Free Solo

1970年9月。小学5年生だった私の家族は父の運転するDodge Dartヨセミテ国立公園に入った。メドウに人だかりが出来ている。望遠鏡を構えたおじさんに尋ねると「あそこに人がいる」と岩壁を指さす。望遠鏡を覗かせてもらってもどこに人がいるのかはわからなかった。その夜泊まったモーテルで見つけた新聞のには「岩壁の登頂に成功」との記事が一面にでかでかと掲載されていた。これがWallen HardingらによるEl CapitanのDawn Wall開拓だったことを知ったのは大学生になってからだった。

 1990年6月。ポスドクを終えた私はて帰国前にヨセミテで大学の山仲間と落ち合ってEl Capitanを目指した。荷揚げに手こずって深夜まで夜間登攀するなど要領が悪かったもののなんとか無事にNose routeから頂上を踏んだ。エルキャプははでっかいという実感で何日もかけて登った僕らにしたらワンデイやフリーで登るなど想像もつかない。

そのような大岩壁でもフリーソロで登るものがいつか必ず現れると思っていたが2017年6月に成功させたのはやはりこの人 アレックス・オノルドだった。ハーフドームのフリーソロを成功させていた彼がエルキャプを目指すのはある意味当然だったかもしれない。しかしこの登攀には更に二重の負荷がかかっていた。一つは大規模な映画撮影クルーが待機し全過程を撮影したこと。クルーはアレックスの気が向かない場合にはいつでもやめて良い、そしてロープを貸して下降を補助する事を保証していた。とは言っても気が進まなくなって中止することのハードルは高い。もう一つはガールフレンドが付き添っていたこと。アレックスが登攀の決行を彼女に言い出しかねているシーンがあった。アレックスは彼女の理解を得ることに苦慮しており、登攀に際しての決定を100%自分で決められた訳ではなかった事になる。

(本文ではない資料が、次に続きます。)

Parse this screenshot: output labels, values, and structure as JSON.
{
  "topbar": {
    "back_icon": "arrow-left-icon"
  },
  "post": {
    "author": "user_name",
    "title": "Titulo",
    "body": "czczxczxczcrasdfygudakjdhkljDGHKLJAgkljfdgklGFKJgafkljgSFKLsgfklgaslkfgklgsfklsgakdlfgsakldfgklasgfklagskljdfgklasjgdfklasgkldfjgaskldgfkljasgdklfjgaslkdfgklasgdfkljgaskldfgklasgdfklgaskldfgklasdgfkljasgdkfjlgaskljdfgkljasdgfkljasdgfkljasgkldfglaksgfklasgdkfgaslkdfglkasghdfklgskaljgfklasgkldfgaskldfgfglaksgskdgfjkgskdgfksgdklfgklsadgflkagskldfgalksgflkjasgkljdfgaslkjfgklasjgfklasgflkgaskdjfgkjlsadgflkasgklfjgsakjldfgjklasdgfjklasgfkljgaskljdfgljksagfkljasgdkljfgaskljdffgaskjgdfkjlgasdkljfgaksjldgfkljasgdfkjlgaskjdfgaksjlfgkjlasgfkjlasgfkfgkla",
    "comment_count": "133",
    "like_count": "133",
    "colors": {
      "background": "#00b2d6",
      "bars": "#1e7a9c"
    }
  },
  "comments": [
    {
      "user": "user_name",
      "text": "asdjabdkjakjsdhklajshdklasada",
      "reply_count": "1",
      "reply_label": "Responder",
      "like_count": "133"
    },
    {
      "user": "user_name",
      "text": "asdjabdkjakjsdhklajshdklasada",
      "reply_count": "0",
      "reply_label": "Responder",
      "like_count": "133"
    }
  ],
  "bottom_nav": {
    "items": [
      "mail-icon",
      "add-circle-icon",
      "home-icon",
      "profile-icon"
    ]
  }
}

 案の定2016年秋のトライは付き添っていた彼女に見送られて出発したものの下部のスラブ帯で「フットホールドに確信がもてない」との理由で続行を断念した。雑念を払う事ができなかったのではないか。この頃、アレックスの相談に乗っていたフリーソロの先駆者ピーター・クロフトは撮影クルーの同行には難色を示していた。ピーターが有名になったフリールートのテストピース「アストロマン」のフリーソロはガールフレンドと喧嘩をした日だった。彼女を自分から切り離していないと集中力を保つのはむずかしいのではないだろうか。

 撮影クルーにとっても1度限りの登攀を撮影することは大きなストレスだっただろう。登攀の記録がそのまま墜落死の記録となる事も大いにあり得た訳だ。撮影者のジミー・チンはそのような結果であっても撮り切るつもりだったと述べている。

 そして決行の日。私も岩場の気分は多少はわかるので自分も一緒に登る気分で腹式呼吸に切り替えて手足に力を込めて画面を見た。アレックスの姿はゾーンに入りきって迷いがなく実にスムースな登りだった。失敗しなくて本当に良かったと思う。

 映像についてだがソロのシーンはBGMも切った方が良かったと思う。この映画の予告編(YouTubeで見る事ができる)ではenduro cornerを登るシーンが一瞬映るのだが岩場にこだまする自然音が背景音の中の静寂感が映像に一番マッチしていた。また時々入る荒い呼吸音。あれはリアルなのか?クライミングで本当に緊張する場面では腹腔に力が入るので呼吸は静かになると思う。ハーハーゼーゼーするのは簡単でスピードを稼ぐところやパワーを使う長いクラックのようなところに限られるのではないかな。

 また、アレックスの彼女、クライミングの経験が浅くロープ操作を誤って怪我をさせてしまったり、無理もない事だがソロに向かう彼の前で取り乱したりして、アレックスのような普通でない男とつきあうのには無理があるように思った。余計なお世話ですが。

 関連した映画のDawn Wallと比べても緊張感、映像の構成などで本作には圧倒的な強さがある。アカデミー賞委員会にも認められた事は喜ばしい。冒頭のクライミングシーンも美しい(Phenix5.13?)。